1 0 1 1 1 1 1 1 1 1 
1 1 0 0 1 1 1 1 1 1 
1 1 1 0 1 1 1 1 1 0 
1 1 1 1 1 1 1 1 1 0 
1 0 1 1 1 0 1 0 1 1 
1 1 0 1 0 1 0 0 1 1 
1 1 0 1 1 0 1 1 1 1 
1 1 1 1 1 1 1 1 1 1 
1 1 1 1 1 0 1 1 1 1 
1 1 1 1 1 1 0 1 1 1 

1 represent open 0 represent close

The 0's can be random and user get to choose the start point and end point.

I understand how to get all open cell by 2 nested for loop, and store them into Arraylist of points.

Now I need to find the shortest path, but A* or Djakstra are confusing

Say for example my starting point is 0,0 and my end point is 9,9, how do I get the shortest path?

I come up with this so far to get open cell:

//Check empty cells in the grid  and color them in YELLOW
for (int i = 0; i < MyMatrix.length; i++) {
    for (int j = 0; j < MyMatrix.length; j++) {
        if (MyMatrix[j][i]) {
            StdDraw.setPenColor(StdDraw.YELLOW);
            StdDraw.filledSquare(i, N - j - 1, .1);

        }
    }

}

//add all empty coordinates to array list of points
for (int i = 0; i < MyMatrix.length; i++) {
    for (int j = 0; j < MyMatrix.length; j++) {
        if (MyMatrix[i][j]) {
            coordinates.add(new Point(i, j));

        }
    }
}

But then how do I check the shortest path?


Solution

  • You can use A*, Dijkstra or BFS to find the shortest path.
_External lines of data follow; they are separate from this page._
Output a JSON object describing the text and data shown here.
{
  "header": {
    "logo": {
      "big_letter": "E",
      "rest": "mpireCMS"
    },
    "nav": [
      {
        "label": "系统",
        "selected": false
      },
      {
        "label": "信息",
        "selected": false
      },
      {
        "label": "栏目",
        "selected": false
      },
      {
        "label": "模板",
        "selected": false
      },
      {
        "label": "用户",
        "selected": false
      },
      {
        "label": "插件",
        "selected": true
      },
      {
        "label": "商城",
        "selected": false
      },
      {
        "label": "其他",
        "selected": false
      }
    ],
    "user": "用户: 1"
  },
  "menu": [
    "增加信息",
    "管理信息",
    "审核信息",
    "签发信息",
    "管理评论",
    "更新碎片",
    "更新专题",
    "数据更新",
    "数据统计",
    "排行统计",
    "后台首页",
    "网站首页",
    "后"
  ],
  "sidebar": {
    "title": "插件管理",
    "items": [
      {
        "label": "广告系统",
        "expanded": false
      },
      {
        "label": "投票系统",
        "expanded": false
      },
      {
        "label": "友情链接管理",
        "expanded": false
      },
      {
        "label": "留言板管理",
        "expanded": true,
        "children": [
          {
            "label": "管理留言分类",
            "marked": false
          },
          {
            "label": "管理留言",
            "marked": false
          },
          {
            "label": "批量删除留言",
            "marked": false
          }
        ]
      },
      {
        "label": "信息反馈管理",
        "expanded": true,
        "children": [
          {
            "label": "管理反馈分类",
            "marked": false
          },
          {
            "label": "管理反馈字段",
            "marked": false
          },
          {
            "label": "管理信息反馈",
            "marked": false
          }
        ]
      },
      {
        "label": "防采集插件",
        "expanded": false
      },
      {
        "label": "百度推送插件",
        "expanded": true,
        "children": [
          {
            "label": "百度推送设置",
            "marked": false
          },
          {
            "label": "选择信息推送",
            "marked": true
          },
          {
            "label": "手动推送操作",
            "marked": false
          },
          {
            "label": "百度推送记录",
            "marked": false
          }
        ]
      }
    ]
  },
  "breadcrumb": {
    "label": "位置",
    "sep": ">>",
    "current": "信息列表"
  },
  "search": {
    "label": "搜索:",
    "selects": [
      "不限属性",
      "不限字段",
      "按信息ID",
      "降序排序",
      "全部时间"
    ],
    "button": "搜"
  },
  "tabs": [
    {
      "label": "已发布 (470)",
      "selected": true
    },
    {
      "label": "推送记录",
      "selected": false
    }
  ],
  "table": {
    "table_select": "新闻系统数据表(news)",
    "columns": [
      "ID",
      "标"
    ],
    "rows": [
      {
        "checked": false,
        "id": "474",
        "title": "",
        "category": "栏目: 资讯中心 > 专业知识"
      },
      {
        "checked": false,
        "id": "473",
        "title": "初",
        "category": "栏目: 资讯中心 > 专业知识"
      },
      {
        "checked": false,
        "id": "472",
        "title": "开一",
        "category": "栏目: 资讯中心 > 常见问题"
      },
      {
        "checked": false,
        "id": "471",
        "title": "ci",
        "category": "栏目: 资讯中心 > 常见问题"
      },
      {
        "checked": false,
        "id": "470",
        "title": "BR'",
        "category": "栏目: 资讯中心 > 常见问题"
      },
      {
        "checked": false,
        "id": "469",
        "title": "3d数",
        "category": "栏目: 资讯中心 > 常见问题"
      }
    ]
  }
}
That involves transforming your matrix into a graph, such that any adjacent cells in the matrix are adjacent in the graph. It's not hard, but I can understand why you might find it a little confusing.

    However, if you are looking for a simpler solution, I'll suggest Lee's algorithm. Lee's algorithm is based on BFS, but I find it somewhat simpler to understand. It's a lot like flood fill.

    The algorithm looks something like this :

    Consider matrix A of size n by m, and another matrix D of the same size.
    Pick starting point S.
    Set D[S.y][S.x] to 1.
    Add S into a queue Q.
    while Q isn't empty:
          get point from top of the queue, call it T, pop the queue
          for all adjacent cells P of T:
                  if cell P is visitable:
                         D[P.y][P.x]=D[T.y][T.x]+1
                         push P into queue
    The minimum distance from the starting point to any other point P will be found in D[P.y][P.x].
    If P can't be reached, then D[p.y][p.x]=0.
    To find the actual path, you need to backtrack from the end point to the starting point, by going through the cells of D in a descending order.